Luana Gabriela Marques, 31, inventa de tudo um pouco em suas aulas de português para turmas do 6º ano ao 3º do ensino médio no Colégio Brasil Canadá, em São Paulo (SP). "Faço desafios, campeonatos individuais, entre grupos, jogos de tabuleiro, jogos em que eles formulam as perguntas uns para os outros. Gosto de trabalhar com a criatividade do aluno. No fim do bimestre, dou uns pontinhos a mais na média pelo desempenho nas brincadeiras. Também premio com bombons ou livros", conta a professora.
Mas tanta "recreação" no meio das aulas não significa que os alunos não levem os estudos a sério. "Uso esses recursos em nome do aprendizado. Sou uma professora exigente. E mesmo com esse perfil de brincar, fazer jogos, não tenho problemas em conseguir silêncio, nem com falta de lição de casa", conta Luana.

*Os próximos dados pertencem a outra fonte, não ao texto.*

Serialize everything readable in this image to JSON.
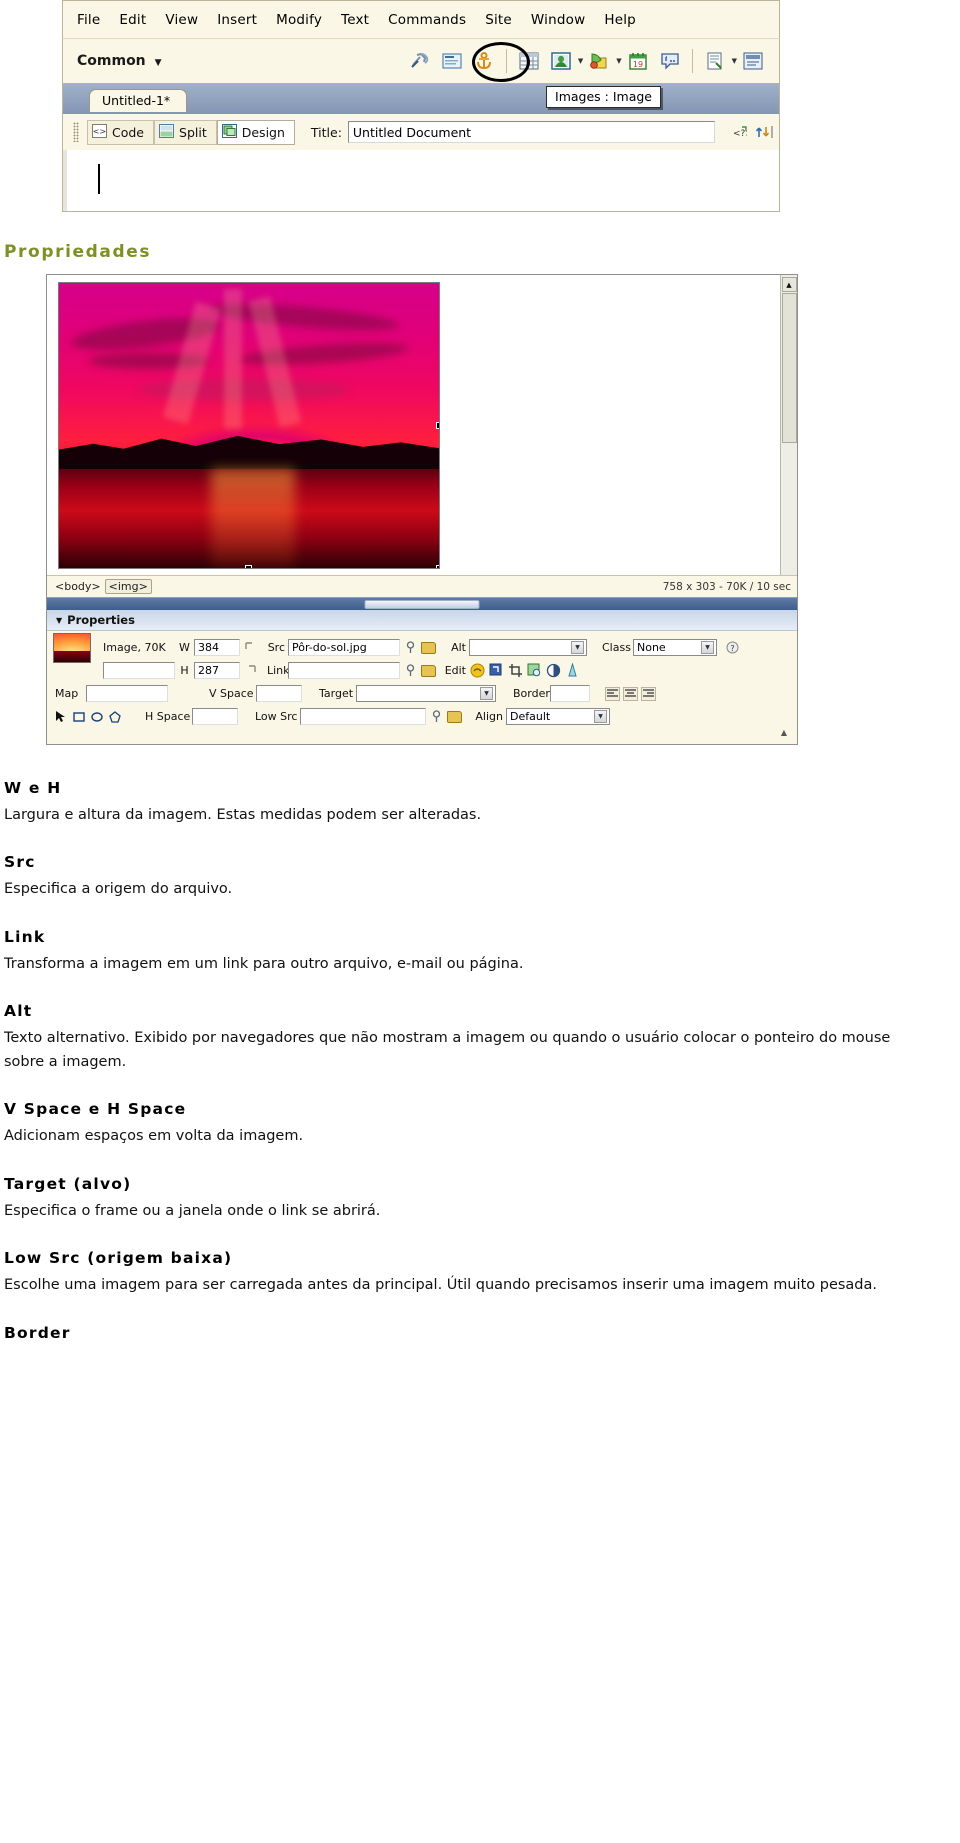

Montar aulas sempre pensando na diversão dos alunos tem como "efeito colateral" fazer a professora também se divertir - e muito. "Estou sempre criando exercícios novos. Não consigo fazer uma aula que não tenha a ver comigo, que fique chata", conta. Esse comportamento faz com que Luana se aproxime dos alunos e também aprenda com eles - até sobre como se divertir. "Ouço algumas músicas, acompanho certas séries de TV que eles me recomendaram", conta.
Alunos protagonistasCarolina Silveira Leite, 27, leciona para alunos de 4º ano na rede municipal de São Paulo e faz questão de que eles tenham participação ativa nas aulas. Muito de sua prática pedagógica vem como resultado de sua experiência como aluna. Carolina é formada em letras e acaba de concluir sua segunda graduação, em pedagogia, pela Universidade Virtual do Estado de São Paulo (Univesp). Ao estudar por EaD, ela diz ter aprendido também a importância de o aluno estar motivado e ter um papel ativo na construção do conhecimento. "Não adianta substituir a lousa por um computador. O aluno precisa estar produzindo para se interessar", afirma.
Atualmente, os alunos de sua turma estão montando um blog para publicar as descobertas que fizeram em um projeto sobre insetos.
Foram os alunos que propuseram questões, pesquisaram na biblioteca e na internet, e agora estão escrevendo textos e indicando links para compartilhar o que aprenderam. "Ainda não conseguimos respostas para algumas das dúvidas. Estamos estudando novas estratégias, como enviar perguntas a revistas especializadas", diz Carolina.
Claro que a capacidade de inovar ao trazer o aluno para participar da produção do conhecimento não é uma questão meramente de faixa etária. Mas para um professor com certo passado "tecnológico educacional" é mais fácil entender que na sociedade atual a educação não se limita a escutar aulas expositivas, ler textos escolares e realizar provas. "As tecnologias da internet permitem que o aluno tenha outras opções, como, por exemplo, aprender o que queira, quando queira, no lugar que queira, de uma maneira colaborativa", afirma Lucio França Teles, professor da Faculdade de Educação da Universidade de Brasília (UnB).
Como consequência, diz Lucio, a curiosidade dos alunos acaba aumentando o escopo do currículo, assim como aconteceu com a turma da professora Carolina, pois eles não ficam circunscritos ao que "deve" ser aprendido para serem aprovados. "O acesso a colegas e a informações de várias fontes torna o processo de aprendizagem mais dinâmico e motivante", acredita.